Yesterday she was perfectly relaxed and I didn't need to even think about where she was or whether she was okay to be loose in the barnyard with us. The donkeys were their usual ambassadors of love and cuteness, and also showed off their wrestling skills.

The geldings were relaxed too, and all the cats (though Dickens was first and as usual the most forward) savvy enough to know right away that here was a fellow cat lover.

The most marked meeting though was Kyra. My friend is also a dog lover and had to say goodbye to her beloved canine companion recently as well, and I'm not sure, but I think Kyra knew that and responded. I watched as the two met and bonded instantly, and it was with a huge sigh of relief that I saw Kyra's full-blown spark return. Her sassy bark for attention, her excited prancing and clacking (it's a Corgi thing!), and just overall, the last bits of the mutedness we've seen since last week disappeared.

I think my friend enjoyed the time with the November Hill crew, but we all owe her a huge thank you for bringing her gift of connection to Kyra.


ponymaid said...

Billie, Kyra was certainly certainly able to "read" what her visitor needed and to share and acknowledge their recent and common losses. Of course the donkey nephews knew she needed to see some animated wrestling and so they staged a magnificent show. I just know she was impressed. Whenever possible,we donkeys like our guests to go away smiling and speechless.

billie said...

Sheaffer, it boggles my mind on a daily basis that donkeys are not in charge of the world.

Just tonight, a scene in my barn aisle made me do one of those deep belly laughs - we were getting everyone in place for the night and Redford had stayed out in the dark until the last moment. He came marching in, and refused my offer to go in through Salina's stall door, but went to the middle stall looking for his own pile of hay.

When he didn't find it there, he headed on down the barn aisle to the nearly closed barn doors.

But then suddenly Rafer Johnson stuck his nose up to the crack in the door from the outside, and the sudden strange no-eyed donkey face completely spooked Redford, who danced a staccato jig right there in the barn aisle.

Rafer seemed most amused.

I believe we are having some switching of places around here - Rafer is usually not quite such a practical joker!

Grey Horse Matters said...

Salina sounds like a wonderful mare full of insight into everyone around her.
I'm so glad to hear that Kyra has found a new friend and has the sparkle back in her eyes.
And as always your little donkey boys are as amusing and entertaining as usual. I would have loved to see the exchange in the barn tonight! Animals with a sense of humor are so much fun to be around.

billie said...

Arlene, it was hilarious. Redford is usually the perpetrator, but Rafer really did pull the little prank off tonight.
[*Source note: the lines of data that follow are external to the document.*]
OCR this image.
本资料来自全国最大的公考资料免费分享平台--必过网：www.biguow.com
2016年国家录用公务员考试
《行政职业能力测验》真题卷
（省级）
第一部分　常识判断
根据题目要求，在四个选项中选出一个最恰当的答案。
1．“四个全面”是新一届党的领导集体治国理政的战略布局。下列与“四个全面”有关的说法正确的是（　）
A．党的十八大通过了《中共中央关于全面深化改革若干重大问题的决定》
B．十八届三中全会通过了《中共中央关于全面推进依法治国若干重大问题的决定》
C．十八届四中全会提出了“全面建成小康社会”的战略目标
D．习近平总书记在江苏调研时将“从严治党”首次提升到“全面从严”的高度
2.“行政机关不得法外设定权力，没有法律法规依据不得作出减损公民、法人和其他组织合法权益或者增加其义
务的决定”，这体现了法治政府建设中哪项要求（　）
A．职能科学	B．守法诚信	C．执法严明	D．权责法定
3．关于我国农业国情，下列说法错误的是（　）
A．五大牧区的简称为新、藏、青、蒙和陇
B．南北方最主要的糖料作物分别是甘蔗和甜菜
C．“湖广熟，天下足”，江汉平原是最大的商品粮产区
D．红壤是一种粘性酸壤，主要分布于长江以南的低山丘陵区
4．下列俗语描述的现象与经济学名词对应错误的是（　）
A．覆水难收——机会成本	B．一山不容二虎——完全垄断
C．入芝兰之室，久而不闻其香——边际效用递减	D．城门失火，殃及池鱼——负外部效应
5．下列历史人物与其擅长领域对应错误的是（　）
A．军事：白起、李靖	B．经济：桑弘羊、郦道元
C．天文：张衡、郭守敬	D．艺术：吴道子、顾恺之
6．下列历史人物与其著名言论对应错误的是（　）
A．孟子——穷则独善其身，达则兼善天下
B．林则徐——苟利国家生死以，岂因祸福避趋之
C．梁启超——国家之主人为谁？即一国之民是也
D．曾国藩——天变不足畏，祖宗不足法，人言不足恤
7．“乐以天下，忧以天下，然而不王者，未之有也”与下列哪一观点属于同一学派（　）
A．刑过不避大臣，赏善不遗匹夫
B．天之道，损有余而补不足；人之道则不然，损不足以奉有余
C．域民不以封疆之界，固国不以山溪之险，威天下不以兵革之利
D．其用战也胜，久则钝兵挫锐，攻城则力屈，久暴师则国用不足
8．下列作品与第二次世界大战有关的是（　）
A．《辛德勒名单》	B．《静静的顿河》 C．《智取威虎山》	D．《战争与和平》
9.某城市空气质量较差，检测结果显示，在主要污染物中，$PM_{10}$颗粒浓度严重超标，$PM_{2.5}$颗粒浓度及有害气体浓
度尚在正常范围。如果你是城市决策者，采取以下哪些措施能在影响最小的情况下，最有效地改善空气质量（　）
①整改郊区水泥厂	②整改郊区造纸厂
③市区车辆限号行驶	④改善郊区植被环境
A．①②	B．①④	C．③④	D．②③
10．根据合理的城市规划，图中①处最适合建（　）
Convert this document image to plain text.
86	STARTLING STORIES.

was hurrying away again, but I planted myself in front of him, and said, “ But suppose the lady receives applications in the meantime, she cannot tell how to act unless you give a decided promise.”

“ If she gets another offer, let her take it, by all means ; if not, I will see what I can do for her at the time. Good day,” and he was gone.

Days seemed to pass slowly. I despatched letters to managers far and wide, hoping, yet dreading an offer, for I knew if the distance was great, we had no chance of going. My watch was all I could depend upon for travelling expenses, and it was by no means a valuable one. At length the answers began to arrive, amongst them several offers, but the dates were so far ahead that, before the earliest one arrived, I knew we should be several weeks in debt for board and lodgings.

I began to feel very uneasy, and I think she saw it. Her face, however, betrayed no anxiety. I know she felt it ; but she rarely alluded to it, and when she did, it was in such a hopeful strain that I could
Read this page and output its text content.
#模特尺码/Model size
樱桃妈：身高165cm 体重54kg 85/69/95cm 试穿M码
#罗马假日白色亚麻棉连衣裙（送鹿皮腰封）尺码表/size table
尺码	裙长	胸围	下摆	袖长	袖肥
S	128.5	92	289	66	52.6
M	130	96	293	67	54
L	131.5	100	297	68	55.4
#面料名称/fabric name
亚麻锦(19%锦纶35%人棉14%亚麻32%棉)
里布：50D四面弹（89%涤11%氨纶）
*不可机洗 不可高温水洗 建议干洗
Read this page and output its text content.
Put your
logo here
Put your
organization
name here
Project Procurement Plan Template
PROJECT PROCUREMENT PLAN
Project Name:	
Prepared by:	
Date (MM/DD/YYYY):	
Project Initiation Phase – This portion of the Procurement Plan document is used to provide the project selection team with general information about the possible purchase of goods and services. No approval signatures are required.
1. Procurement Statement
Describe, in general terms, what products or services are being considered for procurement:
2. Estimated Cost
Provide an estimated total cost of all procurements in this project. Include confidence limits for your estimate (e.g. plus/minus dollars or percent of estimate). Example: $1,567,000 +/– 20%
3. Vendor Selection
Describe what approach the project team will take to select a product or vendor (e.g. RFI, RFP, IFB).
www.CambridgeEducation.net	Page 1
Keil Bay and Cody watched the whole thing w/o blinking an eye.

Anonymous said...

Love this - animal practical jokes, and visits that harmonize with your animals. Glad to hear that Kyra responded with so much spark...must have been heartening to experience.

I have never met donkeys up close, nor had any wish to meet them until I saw your pictures of your animals and read your stories about them - so sweet.

billie said...

Wendy, as thoughtful and loving as you are with your horses, I believe you would enjoy being with donkeys. They have a different sensibility than horses, and I think their small size adds to the effect they have on us humans.

Michelle said...

I love that you have this amazing connection with your animals and can read them so thoroughly. It is a beautiful connection.
I'm glad Kyra enjoyed the visitors! I feel so bad for her in this time, it must be so hard to lose your best friend. Glad she's feeling better.

billie said...

Michelle, I have always been very connected to animals, since I was very young. Most of the time it's a wonderful thing. Every now and then it's difficult.

I remember walking into a pet store a year or so ago and there was a big parrot who lived there (may have also been for sale, as they had other birds that were). The parrot started doing a very odd keening sound and I felt all the way into my heart that the parrot wanted me to take him out of there.

It was hard to walk out of that store.